Employee Engagement MEANS Engaging WITH Employees


We all want (need?) to do more with less.  That’s the promise of technology.  And employee engagement isn’t immune to that thinking.  Whether SaaS based or old-school dedicated, custom programs – the selling point for technology-based solutions is more, better, faster, cheaper.  The technology becomes the end – not the means – and that is a problem.
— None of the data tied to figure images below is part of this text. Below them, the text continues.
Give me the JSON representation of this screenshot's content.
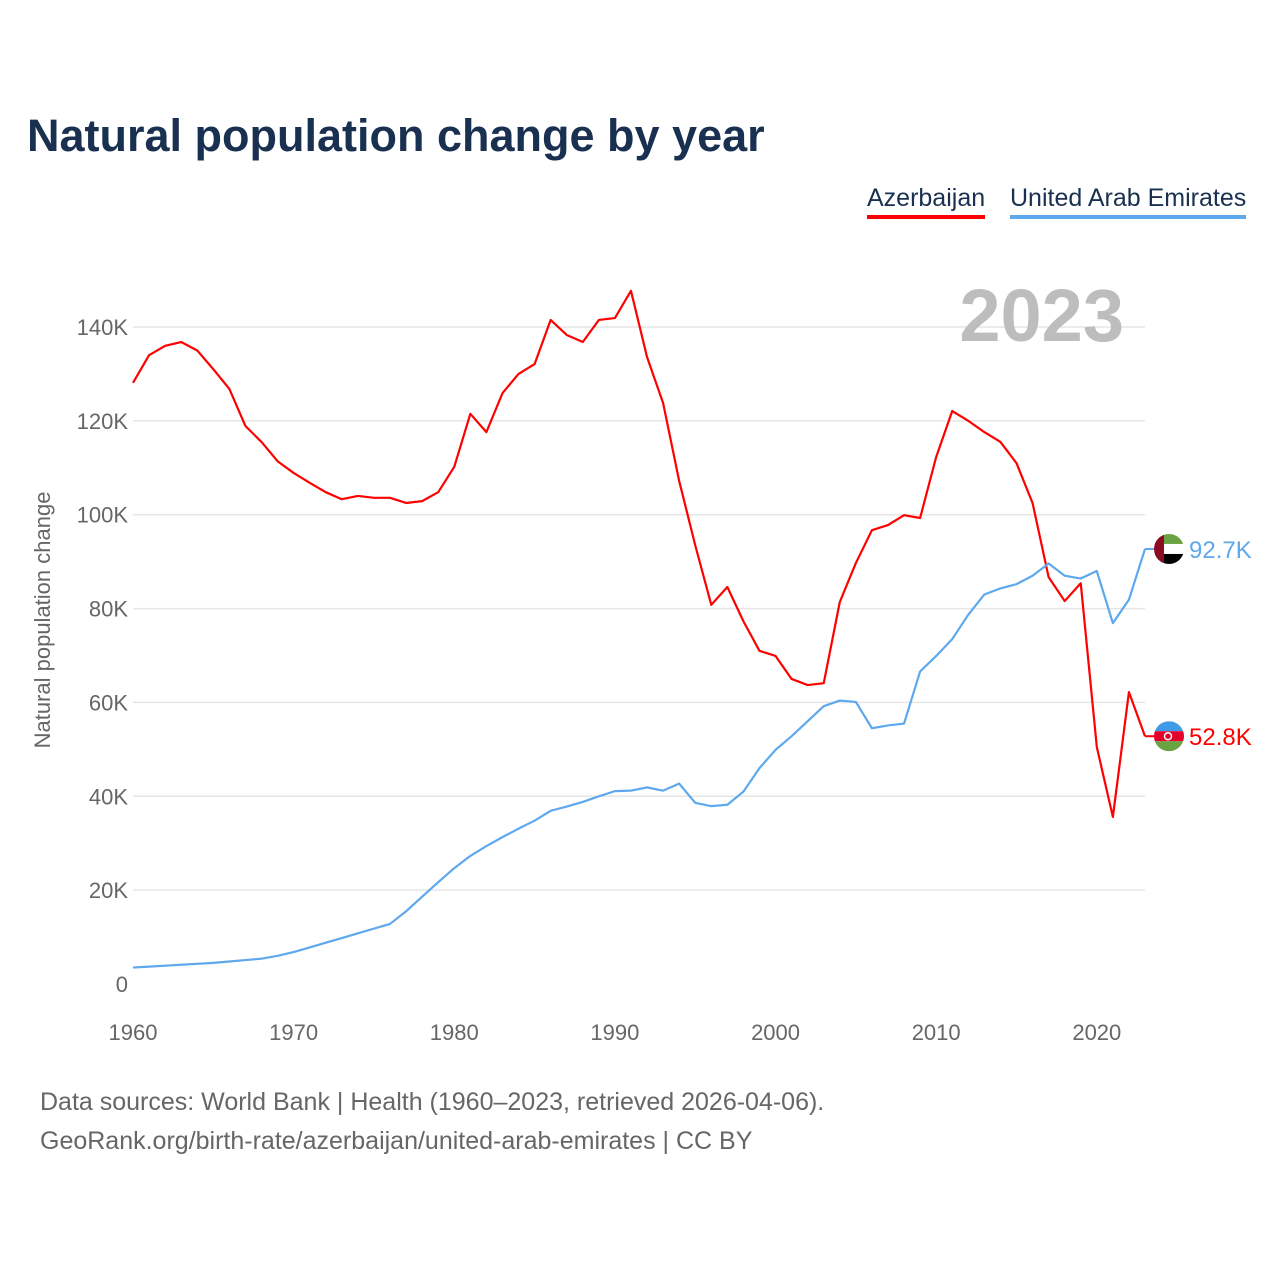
{
  "chart_data": {
    "type": "line",
    "title": "Natural population change by year",
    "ylabel": "Natural population change",
    "xlabel": "",
    "year_label": "2023",
    "xlim": [
      1960,
      2023
    ],
    "ylim": [
      0,
      140000
    ],
    "x_ticks": [
      1960,
      1970,
      1980,
      1990,
      2000,
      2010,
      2020
    ],
    "y_ticks": [
      {
        "v": 0,
        "label": "0"
      },
      {
        "v": 20000,
        "label": "20K"
      },
      {
        "v": 40000,
        "label": "40K"
      },
      {
        "v": 60000,
        "label": "60K"
      },
      {
        "v": 80000,
        "label": "80K"
      },
      {
        "v": 100000,
        "label": "100K"
      },
      {
        "v": 120000,
        "label": "120K"
      },
      {
        "v": 140000,
        "label": "140K"
      }
    ],
    "grid": true,
    "legend_position": "top-right",
    "series": [
      {
        "name": "Azerbaijan",
        "color": "#ff0000",
        "end_label": "52.8K",
        "flag": "azerbaijan-flag",
        "values": [
          128.1,
          134,
          136,
          136.8,
          135,
          131,
          126.8,
          118.9,
          115.5,
          111.4,
          108.9,
          106.8,
          104.8,
          103.3,
          104,
          103.6,
          103.6,
          102.5,
          102.9,
          104.8,
          110.2,
          121.5,
          117.6,
          125.9,
          130,
          132.1,
          141.5,
          138.3,
          136.8,
          141.5,
          141.9,
          147.7,
          133.6,
          123.8,
          107.2,
          93.5,
          80.8,
          84.6,
          77.3,
          71,
          69.9,
          65,
          63.7,
          64.1,
          81.4,
          89.7,
          96.7,
          97.8,
          99.9,
          99.3,
          112.3,
          122.1,
          120,
          117.6,
          115.5,
          111,
          102.5,
          86.7,
          81.6,
          85.4,
          50.5,
          35.6,
          62.2,
          52.8
        ]
      },
      {
        "name": "United Arab Emirates",
        "color": "#5ea8ed",
        "end_label": "92.7K",
        "flag": "uae-flag",
        "values": [
          3.5,
          3.7,
          3.9,
          4.1,
          4.3,
          4.5,
          4.8,
          5.1,
          5.4,
          6.0,
          6.8,
          7.8,
          8.8,
          9.8,
          10.8,
          11.8,
          12.8,
          15.5,
          18.6,
          21.7,
          24.7,
          27.3,
          29.4,
          31.3,
          33.1,
          34.8,
          36.9,
          37.8,
          38.8,
          40.0,
          41.1,
          41.2,
          41.9,
          41.2,
          42.7,
          38.6,
          37.9,
          38.2,
          41.0,
          46.0,
          49.9,
          52.8,
          56.0,
          59.2,
          60.4,
          60.1,
          54.5,
          55.1,
          55.5,
          66.6,
          69.9,
          73.5,
          78.7,
          83.0,
          84.3,
          85.2,
          87.0,
          89.6,
          87.0,
          86.4,
          88.0,
          76.9,
          81.9,
          92.7
        ]
      }
    ],
    "value_unit": "thousands"
  },
  "footer": {
    "line1": "Data sources: World Bank | Health (1960–2023, retrieved 2026-04-06).",
    "line2": "GeoRank.org/birth-rate/azerbaijan/united-arab-emirates | CC BY"
  }
}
Engagement is a People Problem

At the heart of employee engagement is the employee – and the people within the organization that interact with that employee.
Never has an employee said –
“I’d be more engaged if I had more ways to NOT spend time with people.  What I really need to be more engaged at my company is technology that allows me to not talk to people and let’s me do all my connecting through my computer screen, smart phone and tablet.  I wish I could use technology to further isolate me as an employee.”
Well – maybe Sheldon has said that but the rest of us – we need more “human” interactions – not fewer.

No Luddite Here

Don’t get me wrong – technology has a place – an important one – when used to enable the face-2-face and personal side of the employee engagement equation.  But we often end up using technology as a substitute for, not an enabler of, employee engagement.  I like tech.  I think it is a great way to free up humans to do human things like talk to each other, have coffee and learn about what others are working on, get to know each other on a more personal level.
But technology isn’t employee engagement. (Click here to tweet that.)

Canary in Facebook Coalmine

I’ve done a couple of presentations lately on how to humanize employee engagement and one of the concepts I discuss is the negatives associated with being connected via technology – but not connected in real life.  Technology is great at making us “feel” connected without really being connected.  A great quote on that point of view I use in my presentation is fromDr. Anna Akbari, a “Digital Happiness Professor” at New York University, when she said:
“Twitter has allowed us to be part of a movement without actually moving.” (Click this to tweet that.)
And I think that applies in our corporate world as well.  Many employees can now can hide behind email, yammer, wikis, sharepoint, etc.  They don’t have to look each other in the eye and make a promise – they can just check a box on a shared group to-do list in Basecamp.  They’re “involved” – but at a distance.  But are they engaged?
Recently a new study from Michigan showed that Facebook may undermine your satisfaction with life.  The study asserts that Facebook may help people feel connected, but it won’t necessarily make them happier.
To quote from the reference article:
“On the surface, Facebook provides an invaluable resource for fulfilling the basic human need for social connection,” says University of Michigan social psychologist Ethan Kross, lead author of the article and a faculty associate at the Institute for Social Research.
“But rather than enhance well-being, we found that Facebook use predicts the opposite result—it undermines it.”
“This is a result of critical importance because it goes to the very heart of the influence that social networks may have on people’s lives,” says cognitive neuroscientist John Jonides, another author of the paper.
Granted – many of the technology solutions within an organization aren’t “social networks” per se – but they often serve similar functions – updating, connecting, alerting, storing and sharing information in a technologically connected way.  All that connecting has the unintended consequence of eliminating the need for face-2-face (heck – even voice-2-voice would be better – it’s call the phone!) connections.

Employee Engagement Requires Real Engagement

My net-net when I talk about humanizing employee engagement is this…
Use the tech to enable your engagement activities but work hard to find ways to meet, talk and connect in human ways.
In other words – as Captain Picard would say – Engage!